In a recent opinion, Judge Gregory M. Sleet denied defendant Mylan Pharmaceutical, Inc.’s (“Mylan”) motion to dismiss plaintiff AstraZeneca AB’s (“AstraZeneca”) ANDA action for lack of personal jurisdiction pursuant to Fed. R. Civ. P. 12(b)(2). AstraZeneca AB v. Mylan Pharmaceuticals, Inc., C.A. No. 14-696-GMS (D. Del. Nov. 5, 2014). AstraZeneca alleged that the Court maintained jurisdiction over Mylan because (i) Mylan “consented to jurisdiction in Delaware”; (ii) Mylan is “subject to specific jurisdiction in Delaware”; and (iii) Mylan is “subject to general jurisdiction in Delaware.” Id. at 5. Judge Sleet concluded that the Court maintained jurisdiction over Mylan only on the grounds that Mylan is subject to specific jurisdiction in Delaware.
First, Judge Sleet determined that AstraZeneca failed to demonstrate that Mylan “is properly subject to general jurisdiction in Delaware.” Rejecting jurisdiction on this ground, Judge Sleet explained that “AstraZeneca notes only that Mylan is registered to do business in Delaware and has a broad network of third-party contacts within the state,” and that “[u]pholding jurisdiction on these allegations alone would permit the ‘exercise of general jurisdiction in every [s]tate.’” Id. at 7. Judge Sleet also noted that “Mylan’s litigation history in Delaware fail[ed] to rise to [a] level” that would subject Mylan to general jurisdiction. Id. at 8.

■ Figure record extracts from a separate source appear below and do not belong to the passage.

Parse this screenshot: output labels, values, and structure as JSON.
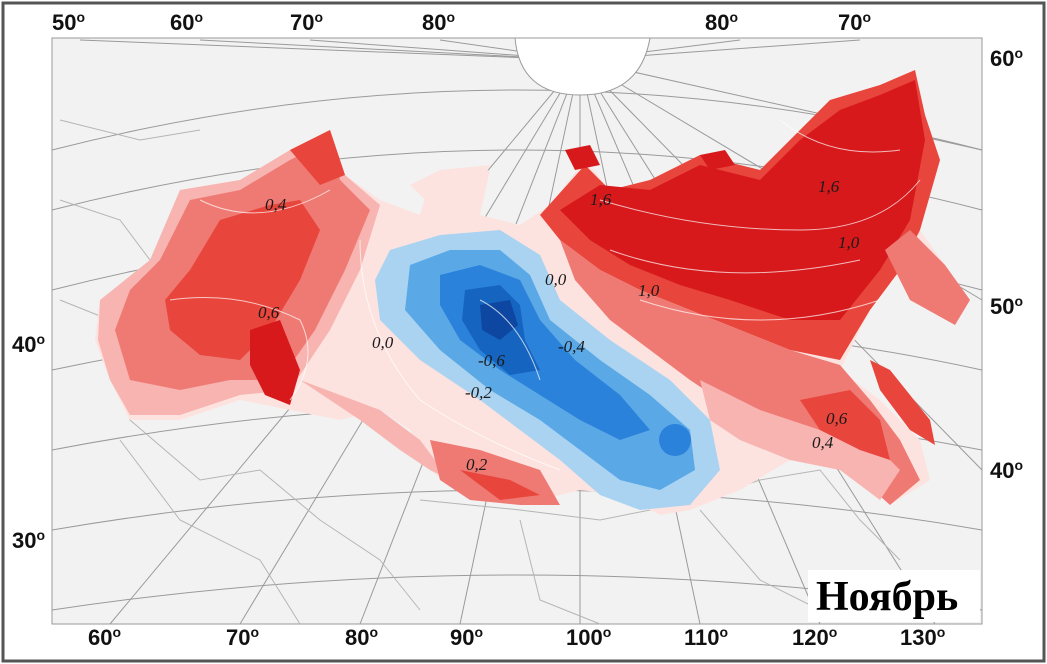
{
  "title": "Ноябрь",
  "degree_symbol": "o",
  "top_labels": [
    "50",
    "60",
    "70",
    "80",
    "80",
    "70"
  ],
  "right_labels": [
    "60",
    "50",
    "40"
  ],
  "left_labels": [
    "40",
    "30"
  ],
  "bottom_labels": [
    "60",
    "70",
    "80",
    "90",
    "100",
    "110",
    "120",
    "130"
  ],
  "isolines": [
    "0,4",
    "0,6",
    "0,0",
    "-0,6",
    "-0,4",
    "-0,2",
    "0,2",
    "0,0",
    "1,6",
    "1,0",
    "1,6",
    "1,0",
    "0,6",
    "0,4"
  ],
  "colors": {
    "dark_red": "#d7191c",
    "red": "#e8453c",
    "mid_red": "#ef7a74",
    "light_red": "#f7b4b0",
    "pale": "#fde3e0",
    "light_blue": "#a9d3f1",
    "mid_blue": "#5aa8e6",
    "blue": "#2a82da",
    "dark_blue": "#1565c0",
    "land": "#f2f2f2",
    "ocean": "#ffffff",
    "grid": "#9a9a9a",
    "border": "#b5b5b5"
  }
}
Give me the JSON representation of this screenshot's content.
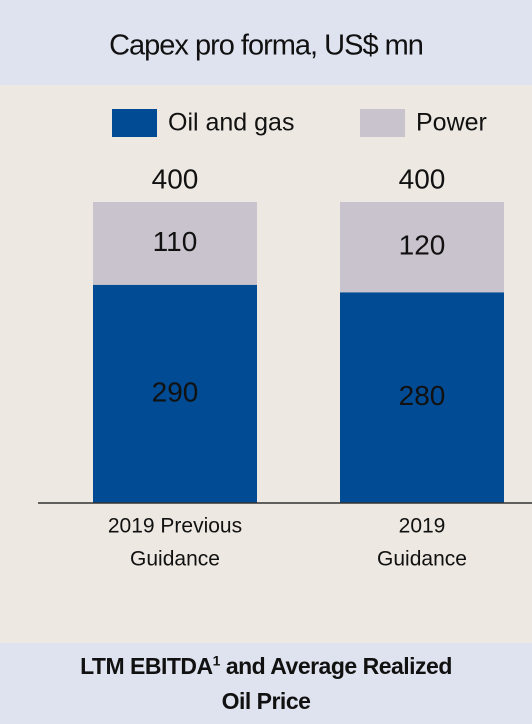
{
  "chart_data": {
    "type": "stacked_bar",
    "title": "Capex pro forma, US$ mn",
    "categories": [
      [
        "2019 Previous",
        "Guidance"
      ],
      [
        "2019",
        "Guidance"
      ]
    ],
    "series": [
      {
        "name": "Oil and gas",
        "color": "#004b93",
        "values": [
          290,
          280
        ]
      },
      {
        "name": "Power",
        "color": "#c9c3cd",
        "values": [
          110,
          120
        ]
      }
    ],
    "totals": [
      400,
      400
    ],
    "ylim": [
      0,
      400
    ],
    "footer": {
      "line1": [
        "LTM EBITDA",
        "1",
        " and Average Realized"
      ],
      "line2": "Oil Price"
    }
  }
}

Next, Judge Sleet rejected AstraZeneca’s argument that Mylan “consented to be subject to Delaware’s general jurisdiction by registering to do business in the state and by appointing a registered agent to accept service of process.” Id. at 8. First acknowledging there “is a circuit split as to whether this type of ‘statutory consent’ is an adequate basis on which to ground a finding of personal jurisdiction,” Judge Sleet ultimately concluded that “Mylan’s compliance with Delaware’s registration statutes-mandatory for doing business within the state-cannot constitute consent to jurisdiction.” Id. at 9-11. In reaching this determination, Judge Sleet relied on the Supreme Court’s decision in Daimler AG v. Bauman, 134 S. Ct. 746, 761 (2014), which held that “‘continuous and systematic contacts’ alone are insufficient to establish general jurisdiction,” and thus rejected “the idea that a company could be haled into court merely for ‘doing business’ in a state.” Id. at 11. Judge Sleet additionally noted that “[f]inding mere compliance with such statutes sufficient to satisfy jurisdiction would expose companies with a national presence (such as Mylan) to suit all over the country, a result specifically at odds with Daimler.” Id.
Judge Sleet did find, however, that AstraZeneca demonstrated that Mylan is subject to specific jurisdiction in Delaware. Judge Sleet first noted that “specific jurisdiction has historically been disfavored by courts as a basis to exercise jurisdiction over generic drug company defendants in ANDA cases.” Id. at 12. Judge Sleet explained that “ANDA litigation is unlike other patent infringement litigation: The injury is abstract, making it difficult to point to a location out of which the injury ‘arises’ for jurisdictional purposes.” Id. at 14. Nevertheless, Judge Sleet ultimately concluded that Mylan was subject to personal jurisdiction in Delaware, reasoning that “Mylan’s contact with Delaware is not illusory . . . . Mylan sent its paragraph IV certification to AstraZeneca U.S. in Delaware, thus triggering the forty-five-day countdown for AstraZeneca to file a lawsuit-a ‘real act with actual consequences.’” Id. at 15. Judge Sleet also found that “Mylan cannot plausibly argue that it could not ‘reasonably anticipate being haled into court’ in Delaware when patent litigation is an integral part of a generic drug company’s business.” Id.